Exemplo disso é o art. 1º do Código de Processo Civil de 2015: “O processo civil será ordenado, disciplinado e interpretado conforme os valores e as normas fundamentais estabelecidos na Constituição da República Federativa do Brasil, observando-se as disposições deste Código. ” [58]

 

O "modelo constitucional do direito processual civil brasileiro" compreende, para fins didáticos, quatro grupos bem destacados: os “os princípios constitucionais do direito processual civil”, a “organização judiciária”, as “funções essenciais à Justiça” e os “procedimentos jurisdicionais constitucionalmente identificados”. Mais do que do que enumerar os “princípios constitucionais do direito processual civil”, impõe analisar, desde a doutrina do direito constitucional – a chama “nova hermenêutica” -, seu adequado método de utilização, levando em conta, notadamente, o parágrafo primeiro do art. 5º da CF. (...) Essas anotações querem evidenciar a necessidade da adoção da perspectiva metodológica que, em última análise, acaba decorrendo do art. 1º do CPC de 2015 (apesar de, friso, ela ser desnecessária, porque decorre diretamente da própria Constituição). O estudo do direito processual civil nessa perspectiva, contudo, não se limita a pesquisar os temas de que a Constituição trata sobre direito processual civil. Muito mais do que isso, trata-se de aplicar diretamente as diretrizes constitucionais com vistas à obtenção das fruições públicas resultantes da atuação do Estado, inclusive no exercício de sua função jurisdicional, o Estado-juiz. A lei, nesse sentido, deve-se adequar, necessariamente, ao atingimento daqueles fins; não o contrário. E o CPC de 2015 não está imune a esse contraste nem a essa crítica, não obstante e justamente por força do seu art. 1º. [59]

 

Em síntese, percebe-se que essa teoria do diálogo das fontes juntamente com a visão constitucional das normas possibilitam a visão de um sistema unitário, em que há mútuos diálogos e o reconhecimento da interdisciplinaridade. [60]

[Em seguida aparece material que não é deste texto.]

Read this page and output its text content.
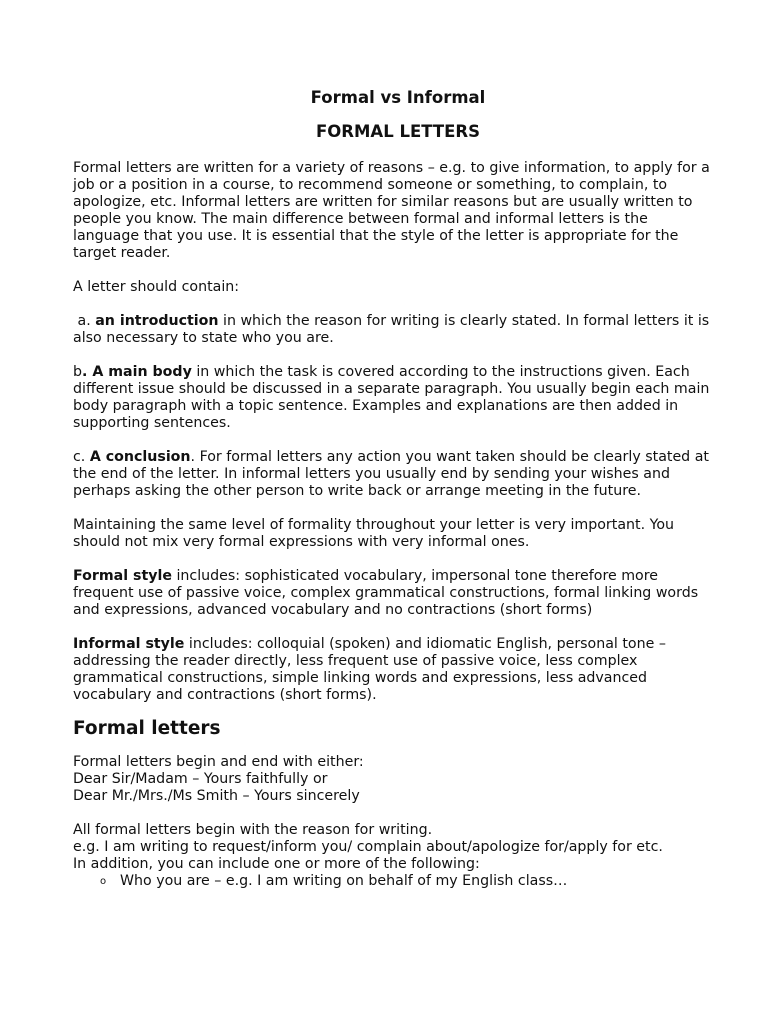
Formal vs Informal

FORMAL LETTERS

Formal letters are written for a variety of reasons – e.g. to give information, to apply for a job or a position in a course, to recommend someone or something, to complain, to apologize, etc. Informal letters are written for similar reasons but are usually written to people you know. The main difference between formal and informal letters is the language that you use. It is essential that the style of the letter is appropriate for the target reader.

A letter should contain:

a. an introduction in which the reason for writing is clearly stated. In formal letters it is also necessary to state who you are.

b. A main body in which the task is covered according to the instructions given. Each different issue should be discussed in a separate paragraph. You usually begin each main body paragraph with a topic sentence. Examples and explanations are then added in supporting sentences.

c. A conclusion. For formal letters any action you want taken should be clearly stated at the end of the letter. In informal letters you usually end by sending your wishes and perhaps asking the other person to write back or arrange meeting in the future.

Maintaining the same level of formality throughout your letter is very important. You should not mix very formal expressions with very informal ones.

Formal style includes: sophisticated vocabulary, impersonal tone therefore more frequent use of passive voice, complex grammatical constructions, formal linking words and expressions, advanced vocabulary and no contractions (short forms)

Informal style includes: colloquial (spoken) and idiomatic English, personal tone – addressing the reader directly, less frequent use of passive voice, less complex grammatical constructions, simple linking words and expressions, less advanced vocabulary and contractions (short forms).

Formal letters

Formal letters begin and end with either:

Dear Sir/Madam – Yours faithfully or

Dear Mr./Mrs./Ms Smith – Yours sincerely

All formal letters begin with the reason for writing.

e.g. I am writing to request/inform you/ complain about/apologize for/apply for etc.

In addition, you can include one or more of the following:

o Who you are – e.g. I am writing on behalf of my English class…
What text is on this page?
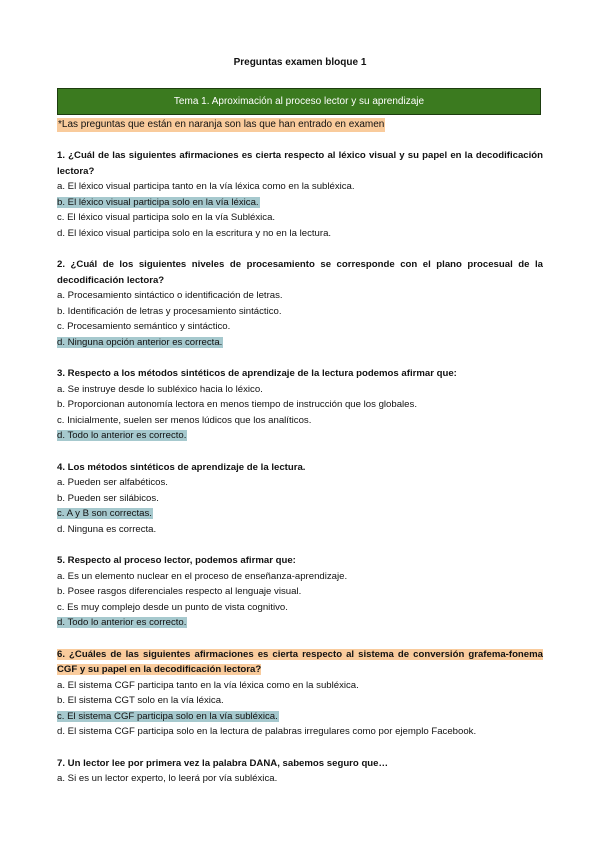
Preguntas examen bloque 1
Tema 1. Aproximación al proceso lector y su aprendizaje
*Las preguntas que están en naranja son las que han entrado en examen
1. ¿Cuál de las siguientes afirmaciones es cierta respecto al léxico visual y su papel en la decodificación lectora?
a. El léxico visual participa tanto en la vía léxica como en la subléxica.
b. El léxico visual participa solo en la vía léxica.
c. El léxico visual participa solo en la vía Subléxica.
d. El léxico visual participa solo en la escritura y no en la lectura.
2. ¿Cuál de los siguientes niveles de procesamiento se corresponde con el plano procesual de la decodificación lectora?
a. Procesamiento sintáctico o identificación de letras.
b. Identificación de letras y procesamiento sintáctico.
c. Procesamiento semántico y sintáctico.
d. Ninguna opción anterior es correcta.
3. Respecto a los métodos sintéticos de aprendizaje de la lectura podemos afirmar que:
a. Se instruye desde lo subléxico hacia lo léxico.
b. Proporcionan autonomía lectora en menos tiempo de instrucción que los globales.
c. Inicialmente, suelen ser menos lúdicos que los analíticos.
d. Todo lo anterior es correcto.
4. Los métodos sintéticos de aprendizaje de la lectura.
a. Pueden ser alfabéticos.
b. Pueden ser silábicos.
c. A y B son correctas.
d. Ninguna es correcta.
5. Respecto al proceso lector, podemos afirmar que:
a. Es un elemento nuclear en el proceso de enseñanza-aprendizaje.
b. Posee rasgos diferenciales respecto al lenguaje visual.
c. Es muy complejo desde un punto de vista cognitivo.
d. Todo lo anterior es correcto.
6. ¿Cuáles de las siguientes afirmaciones es cierta respecto al sistema de conversión grafema-fonema CGF y su papel en la decodificación lectora?
a. El sistema CGF participa tanto en la vía léxica como en la subléxica.
b. El sistema CGT solo en la vía léxica.
c. El sistema CGF participa solo en la vía subléxica.
d. El sistema CGF participa solo en la lectura de palabras irregulares como por ejemplo Facebook.
7. Un lector lee por primera vez la palabra DANA, sabemos seguro que…
a. Si es un lector experto, lo leerá por vía subléxica.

Verifica-se uma compatibilidade sistêmica, ou seja, se a norma de processo civil de 2015 se mostra mais célere e confere maior eficiência que a própria Lei dos Juizados Especiais, há de se aplicar aqui o CPC/15, desde que respeitados todos os critérios da lei especial, como se fosse um filtro entre as duas normas.

 

2.2.3 Exemplos da compatibilidade e aplicação do CPC nos Juizados Especiais

 

            Com a chegada do novo Código de Processo Civil, uma outra faceta foi apresentada ao processo civil, instituindo novas regras, prazos e técnicas processuais.

Dentre as principais inovações, há uma quebra com o sistema tradicional, passando-se a valorizar a autocomposição e a autonomia das partes fora e dentro do processo.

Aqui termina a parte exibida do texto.